EASA executive director, Patrick Ky, added: “The airports and airlines participating in this programme will be pioneers at the forefront of the return to normal operations after this unprecedented crisis for commercial aviation.
“The feedback they provide to us will be instrumental in ensuring that we genuinely achieve the health safety aims of these guidelines and will help the entire sector to resume operations in a way that makes passengers and staff feel safe and secure.”
EASA underlined that its primary recommendations of the guidelines are to observe physical distancing at all times and wherever possible, to wear a medical face mask throughout the journey to protect others, and to practise scrupulous and frequent hand hygiene throughout the journey. It also noted that reassurance must be given that filtered air on most airliners is safer and cleaner than many of us breathe on the ground.

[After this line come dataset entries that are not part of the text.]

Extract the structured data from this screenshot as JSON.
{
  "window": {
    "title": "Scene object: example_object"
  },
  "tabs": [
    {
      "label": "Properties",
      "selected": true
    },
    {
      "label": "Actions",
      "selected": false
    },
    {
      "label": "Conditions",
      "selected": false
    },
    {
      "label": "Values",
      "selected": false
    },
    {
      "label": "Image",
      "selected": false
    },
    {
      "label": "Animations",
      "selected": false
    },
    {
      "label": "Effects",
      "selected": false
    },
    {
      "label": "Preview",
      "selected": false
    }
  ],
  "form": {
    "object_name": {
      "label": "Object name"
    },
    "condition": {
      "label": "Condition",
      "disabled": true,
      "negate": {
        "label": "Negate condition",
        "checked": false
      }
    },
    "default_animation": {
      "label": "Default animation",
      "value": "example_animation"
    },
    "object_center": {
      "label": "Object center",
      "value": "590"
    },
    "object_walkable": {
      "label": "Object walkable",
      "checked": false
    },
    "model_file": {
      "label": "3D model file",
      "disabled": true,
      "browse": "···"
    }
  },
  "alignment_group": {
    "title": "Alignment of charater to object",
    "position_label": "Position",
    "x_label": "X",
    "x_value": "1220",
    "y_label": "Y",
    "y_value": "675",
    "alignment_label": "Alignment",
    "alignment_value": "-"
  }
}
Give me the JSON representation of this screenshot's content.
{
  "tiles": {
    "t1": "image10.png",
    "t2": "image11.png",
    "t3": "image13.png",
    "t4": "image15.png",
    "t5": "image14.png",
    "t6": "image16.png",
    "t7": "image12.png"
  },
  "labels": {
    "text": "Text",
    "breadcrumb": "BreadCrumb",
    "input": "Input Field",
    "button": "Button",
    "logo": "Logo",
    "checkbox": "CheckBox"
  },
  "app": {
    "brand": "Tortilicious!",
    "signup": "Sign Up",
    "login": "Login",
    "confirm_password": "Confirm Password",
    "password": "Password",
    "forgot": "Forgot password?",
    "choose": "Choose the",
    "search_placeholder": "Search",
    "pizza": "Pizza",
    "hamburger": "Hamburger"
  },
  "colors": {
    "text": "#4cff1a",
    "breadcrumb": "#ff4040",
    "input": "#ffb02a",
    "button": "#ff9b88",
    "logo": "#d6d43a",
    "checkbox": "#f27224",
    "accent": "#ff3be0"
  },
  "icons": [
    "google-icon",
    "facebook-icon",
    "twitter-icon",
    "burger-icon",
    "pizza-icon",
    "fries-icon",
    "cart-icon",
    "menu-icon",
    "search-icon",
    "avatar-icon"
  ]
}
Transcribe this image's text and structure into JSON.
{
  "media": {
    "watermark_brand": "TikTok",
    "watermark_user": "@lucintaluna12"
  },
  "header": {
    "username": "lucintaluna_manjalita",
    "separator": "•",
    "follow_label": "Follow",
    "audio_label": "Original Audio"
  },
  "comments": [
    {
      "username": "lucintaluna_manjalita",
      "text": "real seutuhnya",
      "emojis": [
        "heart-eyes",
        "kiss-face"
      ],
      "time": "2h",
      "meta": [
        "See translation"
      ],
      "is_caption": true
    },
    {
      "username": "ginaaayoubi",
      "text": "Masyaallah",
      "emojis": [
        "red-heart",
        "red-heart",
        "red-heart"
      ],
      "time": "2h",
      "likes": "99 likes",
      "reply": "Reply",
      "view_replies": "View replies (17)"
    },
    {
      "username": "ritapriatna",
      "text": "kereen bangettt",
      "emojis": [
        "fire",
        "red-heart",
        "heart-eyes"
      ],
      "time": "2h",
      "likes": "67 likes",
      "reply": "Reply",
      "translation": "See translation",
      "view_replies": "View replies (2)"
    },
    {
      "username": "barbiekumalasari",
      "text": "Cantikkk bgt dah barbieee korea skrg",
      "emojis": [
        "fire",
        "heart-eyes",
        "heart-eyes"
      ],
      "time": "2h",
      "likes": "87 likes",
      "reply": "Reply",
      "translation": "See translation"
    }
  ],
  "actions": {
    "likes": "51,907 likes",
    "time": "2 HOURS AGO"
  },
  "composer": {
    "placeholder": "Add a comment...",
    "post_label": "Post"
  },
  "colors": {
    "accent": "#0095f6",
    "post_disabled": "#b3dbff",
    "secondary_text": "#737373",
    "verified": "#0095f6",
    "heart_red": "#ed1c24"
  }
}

Commenting upon passengers’ personal responsibility, EASA said that travellers who have COVID-19 compatible symptoms (a fever, cough, sudden loss of smell, shortness of breath) or who are aware that they have come in contact with a COVID-19 case should not arrive at the airport or should postpone their travel to protect their fellow passengers.
For aircraft and airport operators, significant changes will be required to their processes to ensure that physical distancing is encouraged wherever possible, for example through floor markings. Signs and other communication should serve as a constant reminder of the new rules.
The EASA guidelines take account of the specific conditions on an aircraft such as absence of face-to-face seating and the enhanced ventilation and air filtration characteristics and offer some flexibility due to the operational constraints and limited space. However, they are clear that, wherever possible, passengers should be physically distanced, except when they are travelling together.
In addition to any adjustments as a result of the monitoring programme, EASA said the recommended measures will be regularly evaluated and updated in line with changes in knowledge of the risk of transmission as well as with development of other diagnostic or preventive measures (including technological) and the evolution of the pandemic.